Step 2: Voltage Drop Check

%VD = (2 × L × I × R) ÷ (1000 × V) × 100 (single-phase / DC; round-trip factor of 2)

(2 × 175 × 366.67 × 0.0258) ÷ (1000 × 120) × 100 = 2.76%

NEC 210.19(A) Informational Note 4 recommends ≤ 3% for branch circuits and ≤ 5% for feeder + branch total as performance targets, not hard code requirements. This run sits within the 3% target used for this calculation.

Practical Information

What If You Go One Size Smaller?

Using 350 kcmil (one size thinner) at these inputs gives a voltage drop of 4.71V (3.92% on 120V), and its branch-circuit OCP cap under typical conditions is 310A.

Limiting factor here: branch-circuit ampacity. 350 kcmil has a branch-circuit OCP cap of 310A under the typical 75°C-termination assumptions used here, which is below the 366.67A load. For this load it shouldn't be used without reassessing against the actual termination temperature, cable type, ambient conditions, and any 240.4(D) or 240.4(B) provisions.

What If You Go One Size Larger?

Using 750 kcmil (one size thicker) would reduce voltage drop to 2.19V (1.83% on 120V). More expensive wire but better performance and more headroom for future load increases.

Wattage at This Amperage

366.67A at 120V delivers 44,000.4 watts (DC / resistive load). See conversion.

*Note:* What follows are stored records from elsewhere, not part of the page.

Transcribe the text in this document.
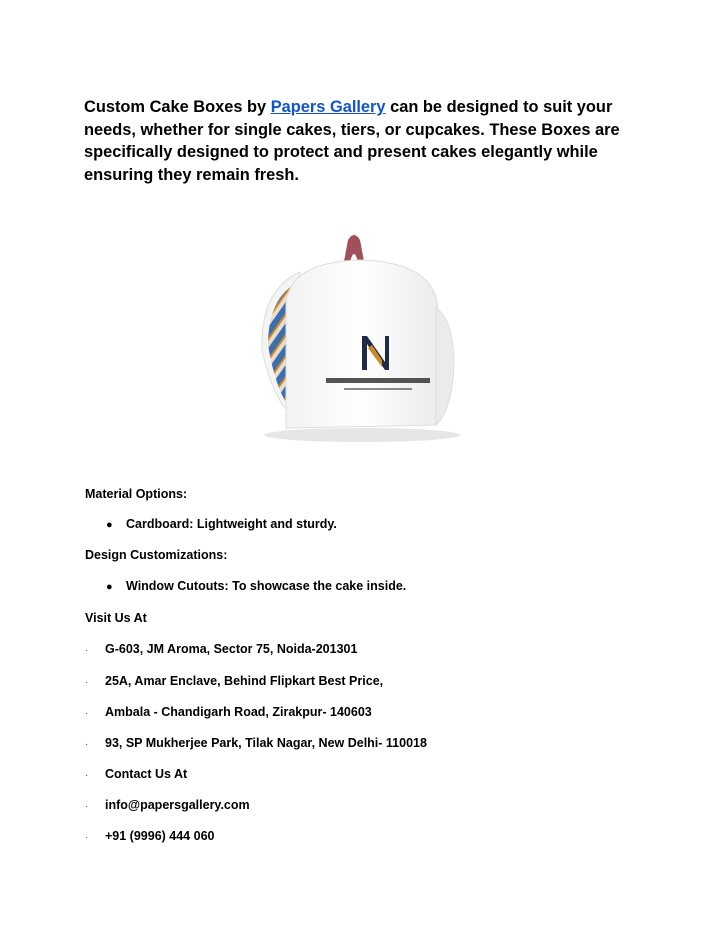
Custom Cake Boxes by Papers Gallery can be designed to suit your needs, whether for single cakes, tiers, or cupcakes. These Boxes are specifically designed to protect and present cakes elegantly while ensuring they remain fresh.

Material Options:

● Cardboard: Lightweight and sturdy.

Design Customizations:

● Window Cutouts: To showcase the cake inside.

Visit Us At

· G-603, JM Aroma, Sector 75, Noida-201301
· 25A, Amar Enclave, Behind Flipkart Best Price,
· Ambala - Chandigarh Road, Zirakpur- 140603
· 93, SP Mukherjee Park, Tilak Nagar, New Delhi- 110018
· Contact Us At
· info@papersgallery.com
· +91 (9996) 444 060
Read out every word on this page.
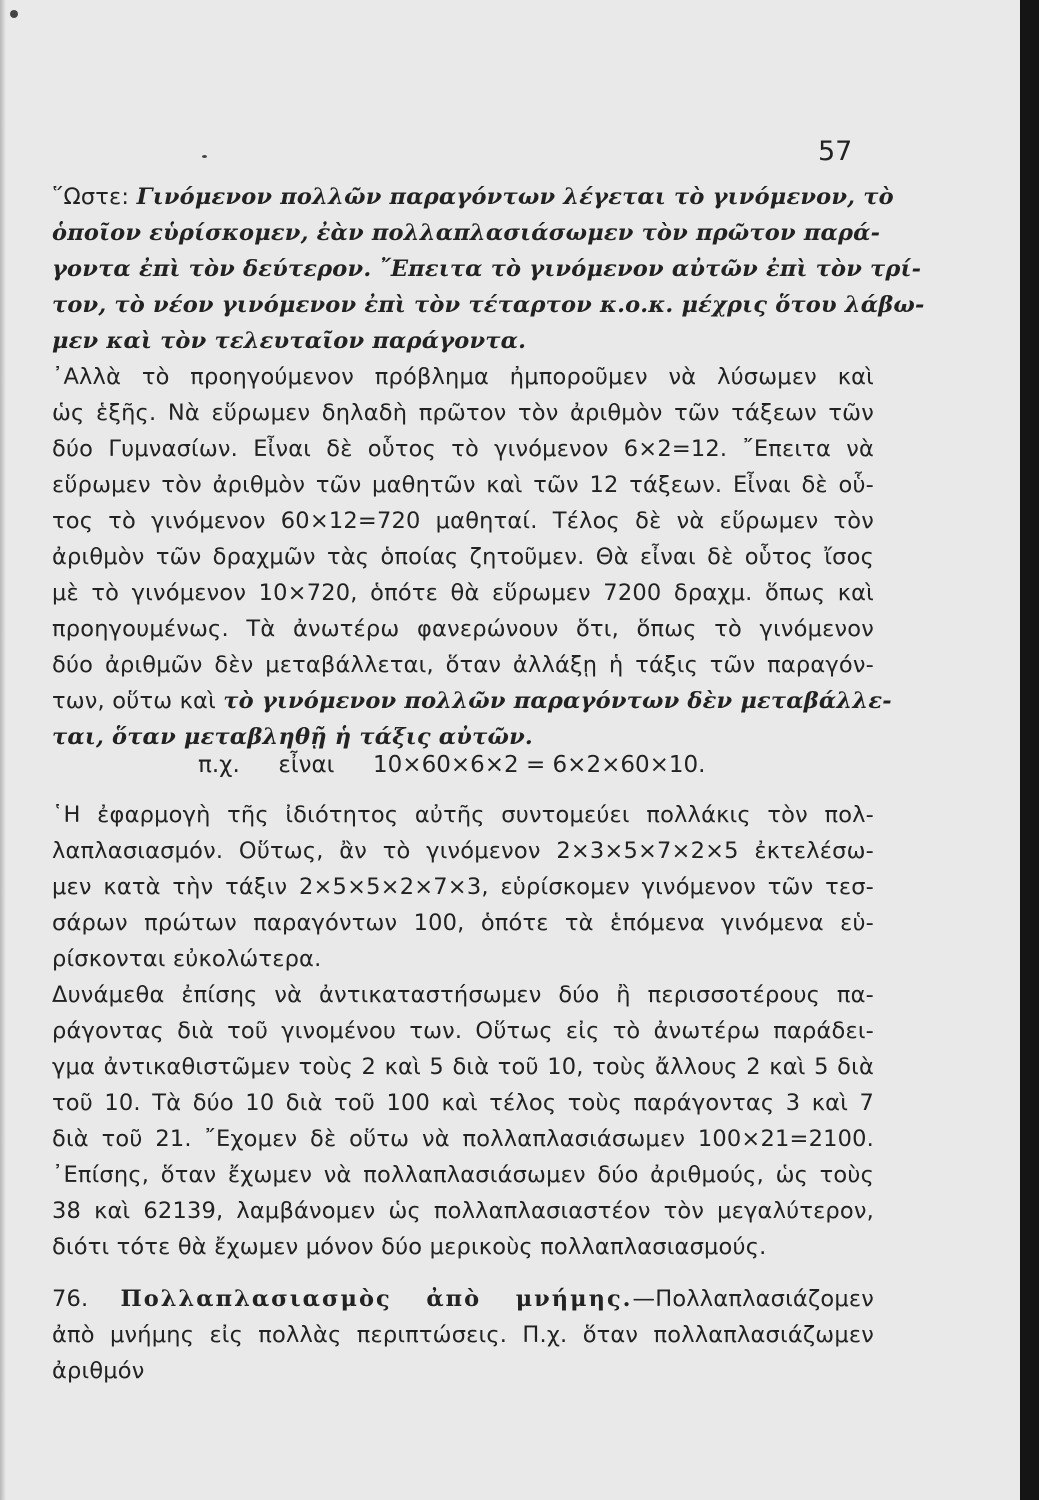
57
῞Ωστε: Γινόμενον πολλῶν παραγόντων λέγεται τὸ γινόμενον, τὸ
ὁποῖον εὑρίσκομεν, ἐὰν πολλαπλασιάσωμεν τὸν πρῶτον παρά-
γοντα ἐπὶ τὸν δεύτερον. ῎Επειτα τὸ γινόμενον αὐτῶν ἐπὶ τὸν τρί-
τον, τὸ νέον γινόμενον ἐπὶ τὸν τέταρτον κ.ο.κ. μέχρις ὅτου λάβω-
μεν καὶ τὸν τελευταῖον παράγοντα.
᾽Αλλὰ τὸ προηγούμενον πρόβλημα ἠμποροῦμεν νὰ λύσωμεν καὶ
ὡς ἑξῆς. Νὰ εὕρωμεν δηλαδὴ πρῶτον τὸν ἀριθμὸν τῶν τάξεων τῶν
δύο Γυμνασίων. Εἶναι δὲ οὗτος τὸ γινόμενον 6×2=12. ῎Επειτα νὰ
εὕρωμεν τὸν ἀριθμὸν τῶν μαθητῶν καὶ τῶν 12 τάξεων. Εἶναι δὲ οὗ-
τος τὸ γινόμενον 60×12=720 μαθηταί. Τέλος δὲ νὰ εὕρωμεν τὸν
ἀριθμὸν τῶν δραχμῶν τὰς ὁποίας ζητοῦμεν. Θὰ εἶναι δὲ οὗτος ἴσος
μὲ τὸ γινόμενον 10×720, ὁπότε θὰ εὕρωμεν 7200 δραχμ. ὅπως καὶ
προηγουμένως. Τὰ ἀνωτέρω φανερώνουν ὅτι, ὅπως τὸ γινόμενον
δύο ἀριθμῶν δὲν μεταβάλλεται, ὅταν ἀλλάξῃ ἡ τάξις τῶν παραγόν-
των, οὕτω καὶ τὸ γινόμενον πολλῶν παραγόντων δὲν μεταβάλλε-
ται, ὅταν μεταβληθῇ ἡ τάξις αὐτῶν.
π.χ. εἶναι 10×60×6×2 = 6×2×60×10.
῾Η ἐφαρμογὴ τῆς ἰδιότητος αὐτῆς συντομεύει πολλάκις τὸν πολ-
λαπλασιασμόν. Οὕτως, ἂν τὸ γινόμενον 2×3×5×7×2×5 ἐκτελέσω-
μεν κατὰ τὴν τάξιν 2×5×5×2×7×3, εὑρίσκομεν γινόμενον τῶν τεσ-
σάρων πρώτων παραγόντων 100, ὁπότε τὰ ἑπόμενα γινόμενα εὑ-
ρίσκονται εὐκολώτερα.
Δυνάμεθα ἐπίσης νὰ ἀντικαταστήσωμεν δύο ἢ περισσοτέρους πα-
ράγοντας διὰ τοῦ γινομένου των. Οὕτως εἰς τὸ ἀνωτέρω παράδει-
γμα ἀντικαθιστῶμεν τοὺς 2 καὶ 5 διὰ τοῦ 10, τοὺς ἄλλους 2 καὶ 5 διὰ
τοῦ 10. Τὰ δύο 10 διὰ τοῦ 100 καὶ τέλος τοὺς παράγοντας 3 καὶ 7
διὰ τοῦ 21. ῎Εχομεν δὲ οὕτω νὰ πολλαπλασιάσωμεν 100×21=2100.
᾽Επίσης, ὅταν ἔχωμεν νὰ πολλαπλασιάσωμεν δύο ἀριθμούς, ὡς τοὺς
38 καὶ 62139, λαμβάνομεν ὡς πολλαπλασιαστέον τὸν μεγαλύτερον,
διότι τότε θὰ ἔχωμεν μόνον δύο μερικοὺς πολλαπλασιασμούς.
76. Πολλαπλασιασμὸς ἀπὸ μνήμης.—Πολλαπλασιάζομεν
ἀπὸ μνήμης εἰς πολλὰς περιπτώσεις. Π.χ. ὅταν πολλαπλασιάζωμεν
ἀριθμόν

Frequently Asked Questions

366.67A at 175ft on 120V is commonly served by 500 kcmil copper to land under the 3% voltage-drop target, under the typical 75°C-termination assumptions used in this table. Actual install sizing also depends on conductor material, insulation and termination temperature rating, cable type, ambient and bundling conditions, and local code.
NEC 210.19(A) (branch circuits) and 215.3 (feeders) size the conductor and overcurrent device at not less than 125% of the continuous load plus 100% of any non-continuous load. For a 366.67A continuous load that points the sizing math at the 458.34A figure, but the actual conductor and breaker pick still depends on termination temperature rating, cable type, bundling and ambient conditions, and any 240.4(D) or 240.4(B) provisions. Treat this as the input to a sizing decision, not the output.
Yes, but you may need thicker wire. At 350ft on 120V, check the wire size calculator. You may need to go up one or two gauges.
NEC 210.19(A) Informational Note 4 recommends ≤3% for branch circuits and ≤5% total (feeder + branch). These are performance recommendations, not hard code requirements.
Copper wire pricing tracks the LME copper spot price and varies with insulation type, cable assembly (THHN, NM-B, MC, SE, USE), and quantity. Check current pricing with a local electrical supply house or distributor catalog; commodity-driven numbers inlined on a calculator page age quickly.
This calculator provides estimates for reference purposes only. Always consult a licensed electrician and verify compliance with the National Electrical Code (NEC) and local electrical codes before performing any electrical work.